Cocky Hong Kong barrister Adrian Lam (Wong) has long since lost his moral compass, forgetting the principles that he had lived by when starting out in the profession. His arrogance not only costs him his position, but also ends up sending a seemingly innocent woman to prison. Distraught at what he has become, Lam decides to quit and return to offering legal help to the disadvantaged in Mongkok. Yet a chance at redemption appears when Lam finds that the case that changed his life might not be completely closed. After persuading his old partner to return, Lam now builds a case to right the wrong he inadvertently caused. He now has to risk everything as he goes up against Hong Kong’s most powerful and influential family in the fight for justice.

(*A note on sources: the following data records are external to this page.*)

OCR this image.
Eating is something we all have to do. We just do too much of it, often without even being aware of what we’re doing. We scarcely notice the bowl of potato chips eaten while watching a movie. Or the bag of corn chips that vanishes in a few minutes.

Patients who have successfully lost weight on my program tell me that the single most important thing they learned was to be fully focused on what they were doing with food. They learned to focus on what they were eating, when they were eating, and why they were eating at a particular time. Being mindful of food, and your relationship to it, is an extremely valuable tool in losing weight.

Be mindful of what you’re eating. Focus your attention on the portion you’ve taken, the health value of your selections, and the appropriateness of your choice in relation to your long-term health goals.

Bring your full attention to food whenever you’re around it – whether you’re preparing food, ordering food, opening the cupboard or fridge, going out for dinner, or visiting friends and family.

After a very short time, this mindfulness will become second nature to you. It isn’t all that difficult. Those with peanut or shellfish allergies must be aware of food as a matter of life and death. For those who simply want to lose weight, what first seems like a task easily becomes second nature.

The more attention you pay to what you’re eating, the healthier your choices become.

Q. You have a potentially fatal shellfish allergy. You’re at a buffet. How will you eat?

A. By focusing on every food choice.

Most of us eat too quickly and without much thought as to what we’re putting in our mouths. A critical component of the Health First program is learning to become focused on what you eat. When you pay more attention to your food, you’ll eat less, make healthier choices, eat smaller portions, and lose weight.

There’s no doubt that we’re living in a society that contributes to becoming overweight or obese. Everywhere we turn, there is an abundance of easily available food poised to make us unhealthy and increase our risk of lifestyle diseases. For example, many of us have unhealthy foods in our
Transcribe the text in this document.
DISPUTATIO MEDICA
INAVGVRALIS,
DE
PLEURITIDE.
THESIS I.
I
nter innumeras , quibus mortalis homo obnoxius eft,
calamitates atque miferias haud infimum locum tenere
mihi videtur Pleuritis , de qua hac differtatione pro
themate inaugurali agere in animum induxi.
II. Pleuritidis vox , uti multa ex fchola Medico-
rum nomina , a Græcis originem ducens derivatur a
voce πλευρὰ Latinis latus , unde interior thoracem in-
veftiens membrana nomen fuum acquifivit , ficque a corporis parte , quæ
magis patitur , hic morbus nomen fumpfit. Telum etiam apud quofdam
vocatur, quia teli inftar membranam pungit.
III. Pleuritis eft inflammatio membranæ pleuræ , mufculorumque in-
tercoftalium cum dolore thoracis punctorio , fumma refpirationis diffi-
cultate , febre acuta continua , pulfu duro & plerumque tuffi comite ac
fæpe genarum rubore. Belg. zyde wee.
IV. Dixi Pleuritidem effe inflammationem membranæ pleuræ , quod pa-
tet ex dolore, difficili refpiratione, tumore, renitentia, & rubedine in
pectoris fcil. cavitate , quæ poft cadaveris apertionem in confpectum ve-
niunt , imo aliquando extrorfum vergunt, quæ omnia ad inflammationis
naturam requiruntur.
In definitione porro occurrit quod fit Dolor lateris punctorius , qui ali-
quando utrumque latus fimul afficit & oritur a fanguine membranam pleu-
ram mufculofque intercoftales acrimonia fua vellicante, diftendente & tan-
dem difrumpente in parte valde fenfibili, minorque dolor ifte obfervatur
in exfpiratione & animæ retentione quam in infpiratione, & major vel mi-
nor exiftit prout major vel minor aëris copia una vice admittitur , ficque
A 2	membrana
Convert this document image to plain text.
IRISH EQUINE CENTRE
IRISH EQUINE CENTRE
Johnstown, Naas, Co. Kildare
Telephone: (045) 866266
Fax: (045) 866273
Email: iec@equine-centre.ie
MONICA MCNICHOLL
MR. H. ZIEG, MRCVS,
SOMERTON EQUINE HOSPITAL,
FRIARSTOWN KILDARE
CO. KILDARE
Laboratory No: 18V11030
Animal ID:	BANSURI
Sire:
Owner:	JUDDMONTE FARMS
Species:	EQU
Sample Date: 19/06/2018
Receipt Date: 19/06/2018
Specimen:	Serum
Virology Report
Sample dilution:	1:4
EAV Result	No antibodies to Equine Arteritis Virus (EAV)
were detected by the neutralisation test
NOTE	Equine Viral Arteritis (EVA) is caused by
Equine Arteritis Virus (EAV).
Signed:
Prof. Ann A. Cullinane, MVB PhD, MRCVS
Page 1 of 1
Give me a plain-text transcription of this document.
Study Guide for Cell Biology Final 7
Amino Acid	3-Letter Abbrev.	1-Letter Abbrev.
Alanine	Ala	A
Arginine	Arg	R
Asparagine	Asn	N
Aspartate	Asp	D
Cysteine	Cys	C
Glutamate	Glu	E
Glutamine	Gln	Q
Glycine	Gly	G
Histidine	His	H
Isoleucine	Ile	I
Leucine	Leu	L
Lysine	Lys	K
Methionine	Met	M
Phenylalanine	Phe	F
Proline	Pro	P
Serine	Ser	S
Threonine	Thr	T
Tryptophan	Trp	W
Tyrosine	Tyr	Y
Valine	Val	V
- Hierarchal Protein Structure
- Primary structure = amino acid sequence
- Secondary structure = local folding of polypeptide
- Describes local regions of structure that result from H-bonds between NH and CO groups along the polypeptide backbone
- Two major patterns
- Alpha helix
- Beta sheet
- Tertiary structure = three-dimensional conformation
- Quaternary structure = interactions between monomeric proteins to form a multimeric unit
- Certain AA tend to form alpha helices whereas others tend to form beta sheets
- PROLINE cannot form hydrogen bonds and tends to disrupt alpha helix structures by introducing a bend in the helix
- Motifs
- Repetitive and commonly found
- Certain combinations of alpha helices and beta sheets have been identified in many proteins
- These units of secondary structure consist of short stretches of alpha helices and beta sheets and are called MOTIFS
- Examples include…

Dayo Wong extends his range with a more serious role in ‘A Guilty Conscience’ – and the risk pays dividends. While not without some dry humour, Jack Ng’s courtroom drama is a mostly sober look at a theme that pops up in cinema worldwide, namely how the legal system tends to favour those with money and influence. It’s hardly a startling revelation, perhaps it might even appear heavy-handed (Wong’s closing speech is a bit unnecessary), but in cinematic terms it works. There is the redemption arc, the courtroom twists, the loathsome antagonists that are cocky to a fault, all familiar tropes for the genre. Yet the result is expertly handled and it’s easy to get caught up in the injustice. A great ensemble cast helps propel this forward with a special mention for Michael Wong who is particularly good as the conniving family pater.

To see well produced Hong Kong films like this mopping up the box office dollars is heart-warming and deserved; it’s a reminder that there is enough quality behind and in front of the camera to compete with cinema from any part of the world. The only hope is that this will spill over to over local films – there are still quite a few being produced, but they still do not get the support of box office behemoths like ‘A Guilty Conscience’. Yet Dayo Wong’s success is heartening and gives Hong Kong film fans hope; ‘A Guilty Conscience’ is a slick evolution of his big screen power.